Bioavailability is a fundamental concept in pharmacology, representing the fraction or percentage of an administered drug dose that reaches the systemic circulation in an unchanged form. Understanding this value is important because it directly impacts the concentration of the active substance available to produce a therapeutic effect. This measurement is used to determine correct dosing regimens and ensure both the safety and efficacy of a medication.
The calculation of bioavailability is a core component of pharmacokinetics, the study of how a drug moves through the body. Since the drug must be in the bloodstream to be distributed to its target tissues, the amount reaching systemic circulation is the standard measure of exposure, quantified by calculating the Area Under the Curve (AUC) from a plasma concentration-time graph.

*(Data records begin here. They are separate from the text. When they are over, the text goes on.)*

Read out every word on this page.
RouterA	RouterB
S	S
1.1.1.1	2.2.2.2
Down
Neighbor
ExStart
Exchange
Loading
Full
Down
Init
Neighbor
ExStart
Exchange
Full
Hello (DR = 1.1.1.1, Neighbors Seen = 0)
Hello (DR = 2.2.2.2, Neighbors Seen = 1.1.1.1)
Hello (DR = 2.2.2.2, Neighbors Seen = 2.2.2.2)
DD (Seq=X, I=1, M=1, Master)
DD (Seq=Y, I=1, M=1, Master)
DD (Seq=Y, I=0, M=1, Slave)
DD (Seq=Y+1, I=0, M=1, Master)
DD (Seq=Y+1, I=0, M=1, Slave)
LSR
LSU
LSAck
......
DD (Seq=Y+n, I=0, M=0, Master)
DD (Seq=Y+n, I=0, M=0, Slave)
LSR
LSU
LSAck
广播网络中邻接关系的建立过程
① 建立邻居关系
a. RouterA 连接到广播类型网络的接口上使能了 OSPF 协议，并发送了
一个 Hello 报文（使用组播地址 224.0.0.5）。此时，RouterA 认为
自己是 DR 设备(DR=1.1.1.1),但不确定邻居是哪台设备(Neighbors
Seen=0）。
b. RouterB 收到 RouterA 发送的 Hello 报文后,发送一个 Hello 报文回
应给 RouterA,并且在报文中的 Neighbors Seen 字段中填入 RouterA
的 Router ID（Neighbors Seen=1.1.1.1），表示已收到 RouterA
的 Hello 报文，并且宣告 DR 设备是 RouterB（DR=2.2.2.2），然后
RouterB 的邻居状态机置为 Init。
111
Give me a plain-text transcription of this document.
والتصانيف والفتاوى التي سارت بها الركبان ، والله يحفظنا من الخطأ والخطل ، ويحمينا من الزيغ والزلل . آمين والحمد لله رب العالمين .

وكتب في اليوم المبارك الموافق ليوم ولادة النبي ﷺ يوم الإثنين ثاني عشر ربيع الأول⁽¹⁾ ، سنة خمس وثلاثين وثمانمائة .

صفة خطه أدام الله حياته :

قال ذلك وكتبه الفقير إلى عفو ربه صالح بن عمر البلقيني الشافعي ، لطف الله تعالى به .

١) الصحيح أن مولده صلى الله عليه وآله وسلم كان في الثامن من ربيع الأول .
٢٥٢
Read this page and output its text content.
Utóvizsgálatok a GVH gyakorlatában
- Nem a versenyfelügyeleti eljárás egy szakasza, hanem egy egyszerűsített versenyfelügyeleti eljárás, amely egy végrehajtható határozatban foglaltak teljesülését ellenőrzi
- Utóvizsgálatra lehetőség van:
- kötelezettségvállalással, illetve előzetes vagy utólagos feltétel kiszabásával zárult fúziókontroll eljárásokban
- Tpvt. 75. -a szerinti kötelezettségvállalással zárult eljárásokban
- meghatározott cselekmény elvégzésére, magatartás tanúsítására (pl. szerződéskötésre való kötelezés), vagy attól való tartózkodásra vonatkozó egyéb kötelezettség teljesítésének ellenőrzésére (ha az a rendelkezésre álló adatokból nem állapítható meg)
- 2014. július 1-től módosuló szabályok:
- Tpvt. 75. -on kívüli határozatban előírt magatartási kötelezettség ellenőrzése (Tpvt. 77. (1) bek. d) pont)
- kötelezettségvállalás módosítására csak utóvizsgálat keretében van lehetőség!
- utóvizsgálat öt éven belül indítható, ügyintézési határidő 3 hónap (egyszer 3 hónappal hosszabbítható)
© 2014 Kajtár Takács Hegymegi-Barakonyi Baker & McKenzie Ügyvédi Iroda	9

Calculating Absolute Bioavailability
The calculation for absolute bioavailability, represented by \(F\), compares the drug’s exposure from a non-intravenous (non-IV) route to the exposure from a standard intravenous (IV) injection. An IV dose is administered directly into the bloodstream, bypassing all barriers, meaning its bioavailability is defined as 100%, or \(F=1\). Any other route of administration, such as oral or transdermal, will have an absolute bioavailability less than or equal to this standard.
The standard formula for calculating absolute bioavailability is a ratio of dose-normalized exposures: \(F = \frac{(AUC_{non-IV} / Dose_{non-IV})}{(AUC_{IV} / Dose_{IV})}\).
The Area Under the Curve (AUC) is the definite integral of the drug concentration in the blood plasma over time. AUC represents the total drug exposure the body receives and is expressed in units like \(\text{mg} \cdot \text{h}/\text{L}\). Using AUC accounts for the entire time the drug is present in the body, not just the peak concentration.
The AUC is determined by measuring drug concentration in blood samples taken at various time points after administration, often using mathematical techniques like the trapezoidal rule. The formula requires a correction for the administered dose because the amounts given via the two routes are often different. This calculation compares the amount of drug absorbed per milligram of dose for the non-IV route against the amount absorbed per milligram of dose for the IV route. Absolute bioavailability varies widely, but a successful oral drug often has a value of at least 20%.
Understanding Relative Bioavailability
Relative bioavailability is calculated when comparing two different non-intravenous formulations of the same drug. This measurement is frequently used during drug development or regulatory studies to compare a new formulation against a previously approved reference formulation. It helps determine if two products are bioequivalent, meaning they deliver the active substance to the systemic circulation at a similar rate and extent.
The formula for relative bioavailability (\(F_{rel}\)) is: \(F_{rel} = \frac{(AUC_{test} / Dose_{test})}{(AUC_{reference} / Dose_{reference})}\). If the doses are the same, the calculation simplifies to a direct ratio of the AUCs.
If \(F_{rel}\) is close to 1 (or 100%), it suggests that the test formulation will provide a similar therapeutic effect to the reference. This concept is important for generic drugs, which must demonstrate bioequivalence to the original brand-name drug by showing their absorption falls within an acceptable range of the reference product.
Key Factors That Influence Bioavailability
The final bioavailability value (\(F\)) is determined by physiological and chemical barriers that prevent the entire administered dose from reaching the systemic circulation.
First-Pass Metabolism
One of the most significant obstacles for orally administered drugs is first-pass metabolism. This is the process where a drug is metabolized in the gut wall or liver before it reaches the rest of the body. After absorption from the intestine, the drug is transported via the portal vein directly to the liver, where enzymes can break down a large fraction of the dose, effectively lowering the systemic exposure.
Solubility and Dissolution Rate
Factors related to the physical and chemical properties of the drug include its solubility and dissolution rate. For a solid drug to be absorbed in the gastrointestinal (GI) tract, it must first dissolve into the GI fluids. If a drug has poor water solubility, it will dissolve slowly, resulting in insufficient time for complete absorption before elimination. Pharmaceutical formulations, including inactive ingredients, are often engineered to enhance the dissolution rate and improve absorption.
Membrane Permeability
The drug’s ability to cross biological barriers, known as membrane permeability/absorption, also affects bioavailability. To enter the bloodstream, the drug must pass through the lipid membranes of the cells lining the GI tract. Factors like the drug’s size, its ability to dissolve in fats (lipophilicity), and its charge (ionization state) all influence how easily it can permeate the gut wall. Additionally, the intestinal cell membrane contains transport proteins that can actively pump the drug back into the gut lumen, reducing the net amount absorbed.